LOS ANGELES (CN) — Federal prosecutors pulled back the curtain on an ongoing corruption probe at Los Angeles City Hall, revealing charges Monday against a former deputy mayor and two businessmen accused of bribing former Councilman Jose Huizar for favorable votes on downtown development projects.
Monday’s charges follow months of indictments and plea agreements into a corruption investigation that has centered around Huizar.
Co-conspirators, former aides that acted as liaisons to business developers and former Councilman Mitch Englander have either been charged or pleaded guilty over their involvement in the bribery scheme.
On Monday, federal prosecutors charged former LA deputy mayor Raymond Chan on suspicion of bribery, federal racketeering and lying to investigators. Before being appointed by Mayor Eric Garcetti to oversee economic development in 2016 and 2017, Chan was in a chief position with the LA Department of Building and Safety.
Authorities say Chan accepted $100,000 in bribes from Chinese developer Shenzhen Hazens and its subsidiary Jia Yuan USA. He is also accused of sending talking points to Huizar in 2013 in an effort to keep his department from being merged with another city agency so he could keep his powerful position.
News of drew quick and decisive outrage from Garcetti.
“The behavior outlined in this indictment is reprehensible, and Mayor Garcetti is disgusted to learn that Mr. Chan and the others charged were allegedly involved in this effort to defraud the people of our city,” Garcetti’s spokesperson Alex Comisar said in a statement. “Abhorrent conduct like this severely damages the public’s trust in government, and there can be absolutely no place for it. The mayor hopes that anyone found guilty in this matter is punished to the fullest extent of the law.”
Monday’s superseding indictment also includes charges for Wei Huang — a wealthy Chinese developer and owner of the L.A. Grand Hotel — who authorities say gave Huizar $600,000 to help settle a sexual harassment lawsuit filed by a former city employee.
On other occasions, Huang offered Huizar and some of his associates luxurious trips to Las Vegas and on one trip gave Huizar $65,000 in casino chips according to the 138-page superseding indictment unsealed on Monday.
Huang, previously identified as “Chairman E” in court documents, faces charges of bribery, honest services fraud and Travel Act violations.
Prosecutors say he paid Huizar over $800,000, and in exchange Huizar signed a letter on official letterhead to the U.S. Consulate General in Guangzhou, China, in support of a visa application for an employee of an affiliate of Huang’s company.
According to prosecutors, Huang also asked Huizar to help his son apply to college and arrange a meeting with a union representative over a dispute related to the LA Grand Hotel. He also asked Huizar to recognize him for his business achievements and developments in the downtown LA core — a resolution that was adopted and signed by the City Council.

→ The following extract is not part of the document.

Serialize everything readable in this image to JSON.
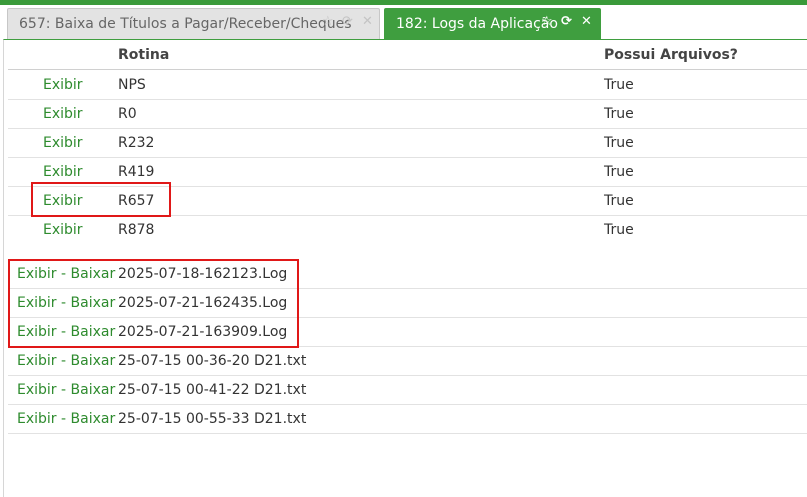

Huang’s U.S. company Shen Zheng New World I, which purchased the LA Grand Hotel in 2011 for $90 million, is also named in the indictment.
Another developer, Dae Yong Lee, is accused of giving Huizar and Huizar’s former aide George Esparza $500,000 to help resolve a labor dispute for a development project. That bribery agreement was detailed in the charging documents against Justin Kim, a former Huizar fundraiser who pleaded guilty to a federal bribery offense. Esparza pleaded guilty this past May to racketeering charges and federal prosecutors said he too received bribes from Huang.
Lee’s company, which was used to purchase a downtown property in 2008 for $9 million, was also named in the superseding indictment.
U.S. Attorney Nicola Hanna from the Central District of California said the four-year pay-to-play scheme at City Hall turned Huizar’s council “seat into a money-making criminal enterprise.”
“The scope of corruption outlined in this indictment is staggering,” said Hanna in a statement.
Huizar was removed from office after being arrested this past June on charges of accepting at least $1.5 million in bribes. He pleaded not guilty and goes to trial in 2021 on 34 federal counts.
A federal grand jury indictment alleges 402 overt acts committed by Huizar and his co-conspirators, which the superseding indictment adds 50 accusations of overt acts to the racketeering count. Huizar will be arraigned on the new accusations on Dec. 7.
Five men have taken plea deals in the ongoing investigation.